A combination of bright days and little wind have conspired to give Ireland one of the best displays of autumn leaf colour for several years.
These same colourful leaves painted brilliant yellows and reds in reality are actually “zombies”, already dead leaves awaiting their ultimate fate – leaf drop.
A tree coming into the autumn is actually like "decommissioning a light factory", said Dr Matthew Jebb, director of the National Botanic Gardens of Ireland. "When you decommission you take out everything you can recover and plants are very efficient at that."
Leaves go green in spring because they are full of the green pigment chlorophyll, which supports the production of sugars that in turn feed the plant.
“In the autumn the plants break down this pigmentation and anything moveable like glucose is shifted into the bark for winter storage.”
Complex sugars
The tree abandons the otherwise unusable red and yellow pigments and complex sugars that it can’t digest. This sugar combines with the pigments to bring on the autumn colour, even though the leaves are now biologically cut off from the tree and are effectively dead, Dr Jebb explained.
Whether we get to see bright autumn colour now depends on what the weather does. Most often it gets cold and Atlantic storms blow in with plenty of wind that strips away the leaves before they can develop the red and yellow pigments.
This did not happen this year because stable high pressure settled down over Ireland for weeks and we are still under its influence, said Evelyn Cusack, deputy head of forecasting with Met Éireann.
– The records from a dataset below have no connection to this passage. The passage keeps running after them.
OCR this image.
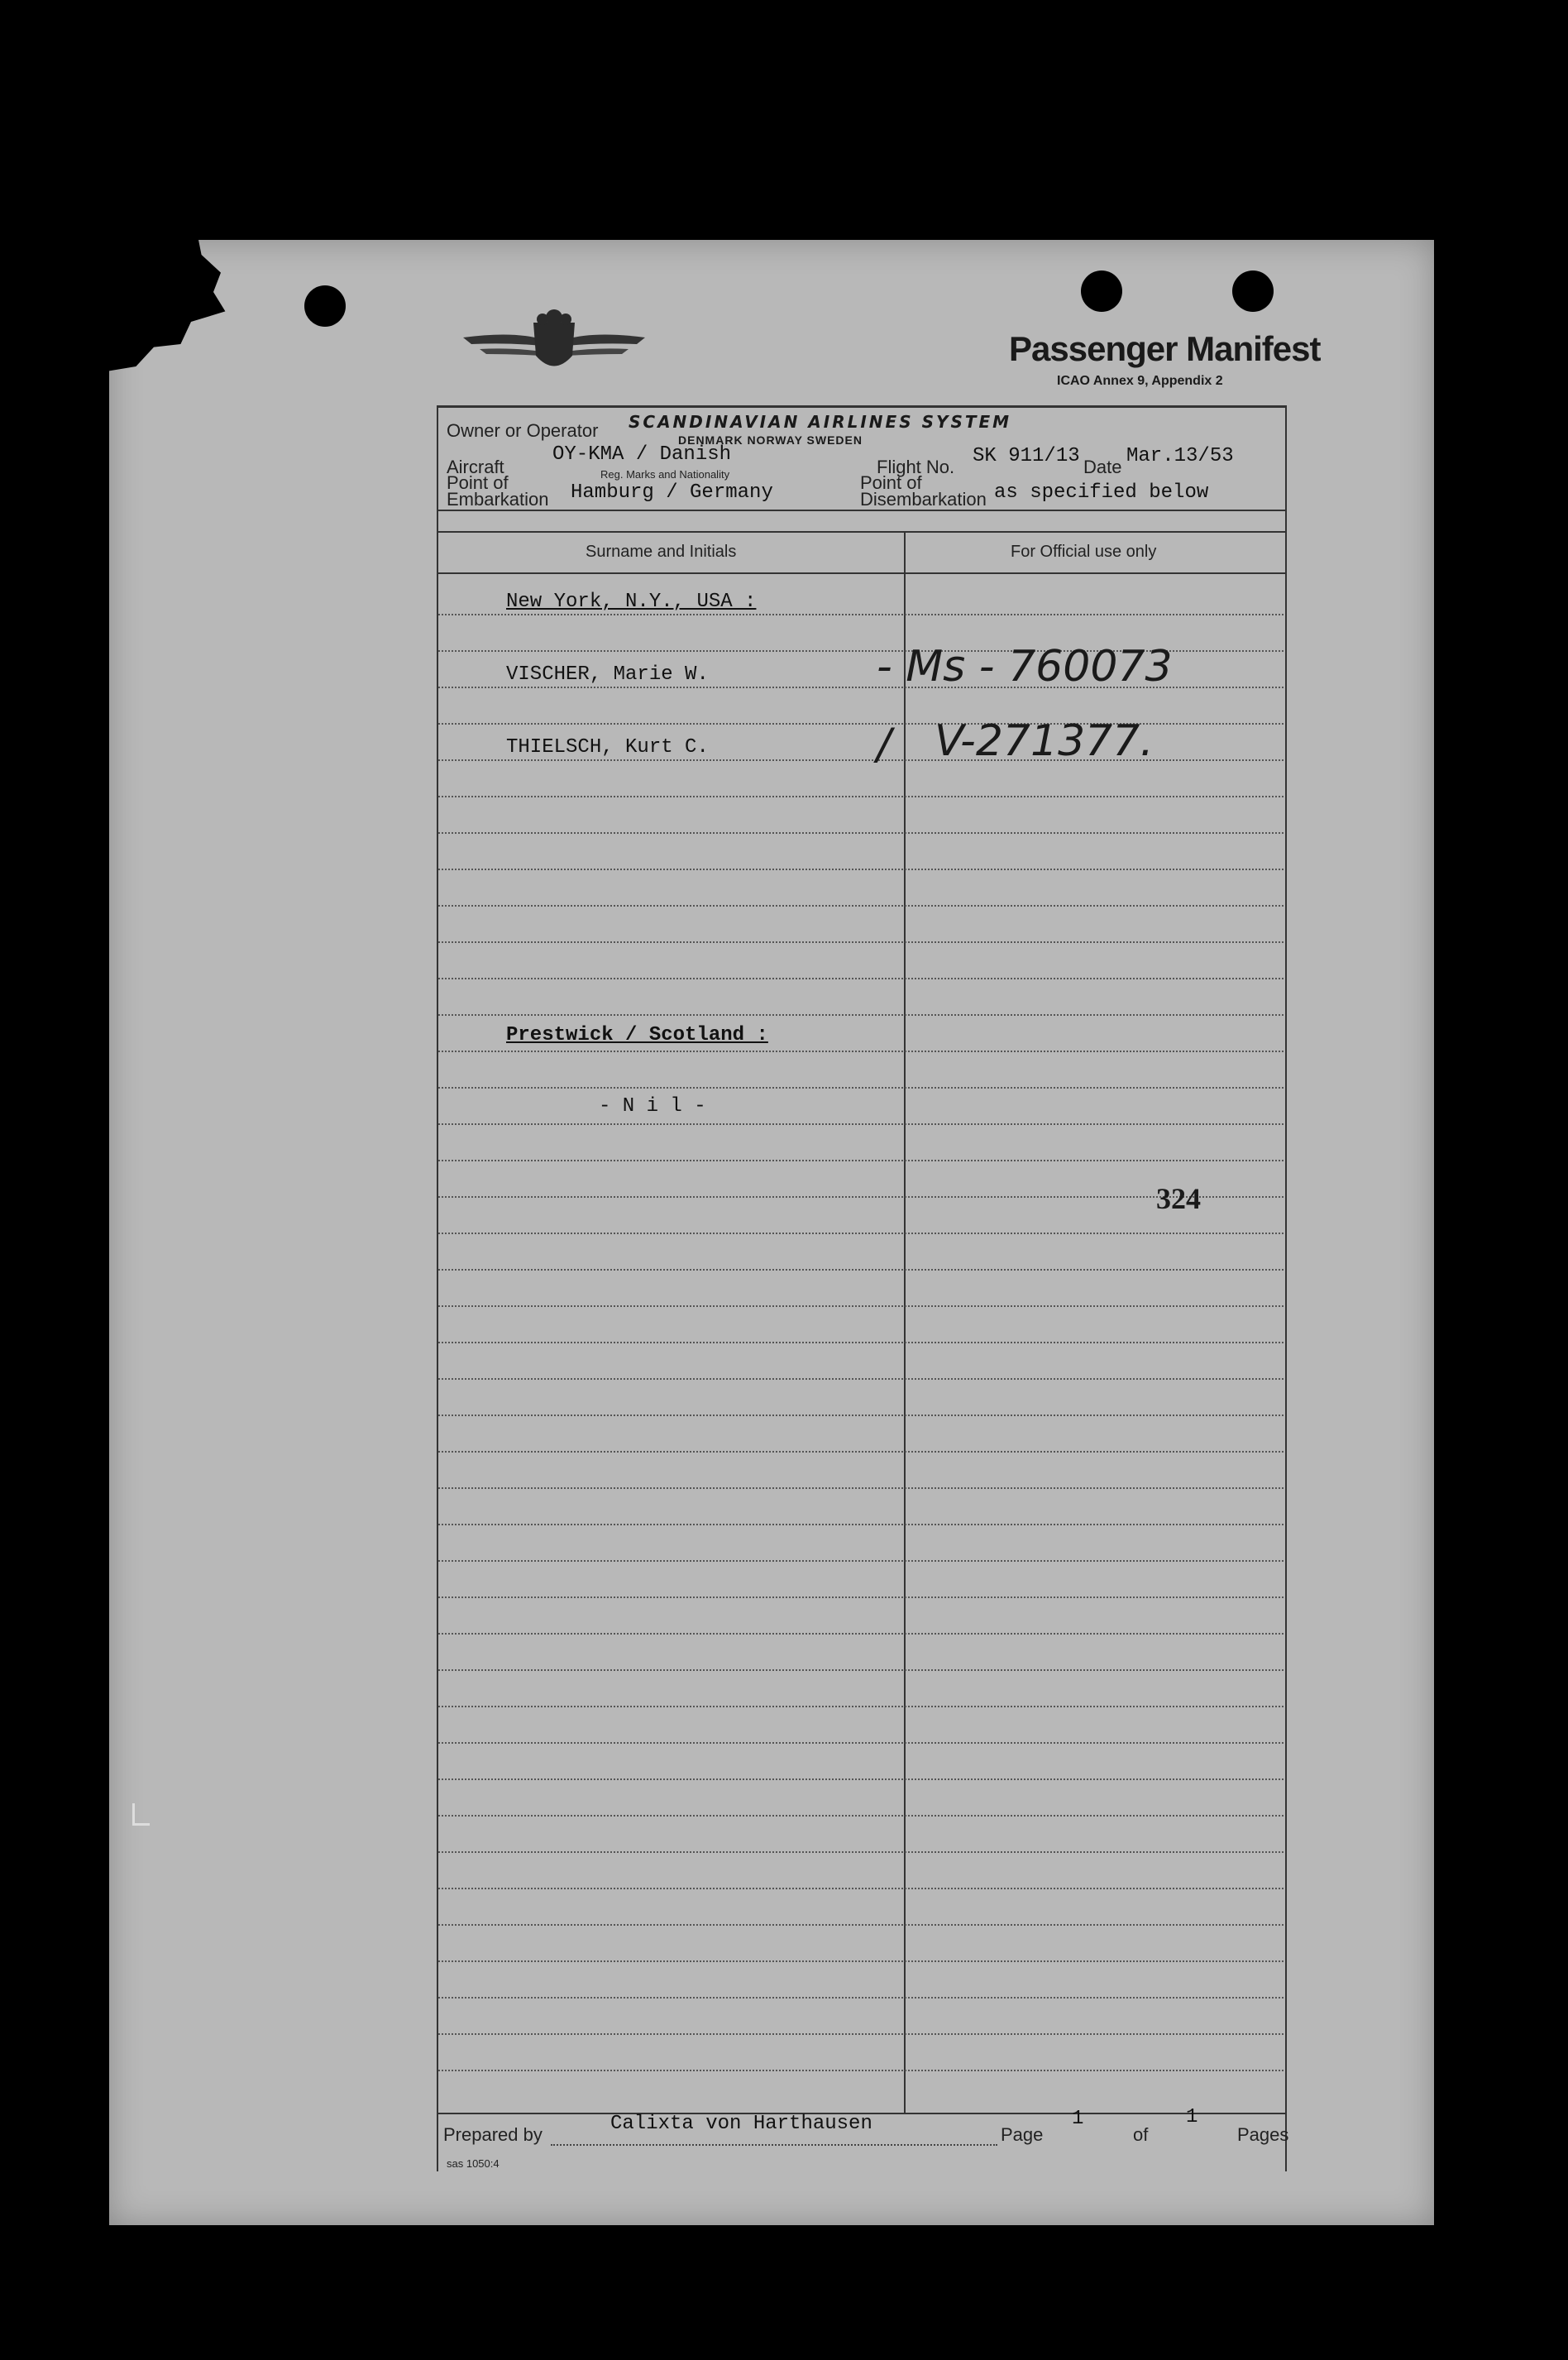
Passenger Manifest
ICAO Annex 9, Appendix 2
Owner or Operator SCANDINAVIAN AIRLINES SYSTEM
DENMARK NORWAY SWEDEN
Aircraft
OY-KMA / Danish
Reg. Marks and Nationality	Flight No. SK 911/13 Date Mar.13/53
Point of
Embarkation Hamburg / Germany	Point of
Disembarkation as specified below
Surname and Initials	For Official use only
New York, N.Y., USA :
VISCHER, Marie W.	- Ms - 760073
THIELSCH, Kurt C.	V-271377.
/
Prestwick / Scotland :
- N i l -
324
Prepared by	Calixta von Harthausen	Page
1
of
1
Pages
sas 1050:4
We are seeing more autumn colour because we have had an anticyclone over us for the past few weeks bringing dry, settled and mild weather, she said.
Deciduous forests
“This was the high pressure we were hoping for but didn’t arrive during the summer,” she said. “We can get high pressure at any time of the year, we just happened to get our high now and that is why we are enjoying the leaf colour now.”
An attractive "fall" leaf display isn't just about colour in the US northeast, where bussing people about to see the deciduous forests in all their glory is a billion dollar industry. But climate change may threaten this, with leaf-break now coming a few weeks early than in the past, Dr Jebb said.
“A lot of plants have a pre-programmed life expectancy for their leaves. They can’t keep them longer in the autumn if they start earlier because of climate change.”
The pleasant autumn has kept the leaves off the streets but Dublin City Council’s cleansing units are already in action. A spokeswoman said that there is “considerable leaf fall in the city at present”.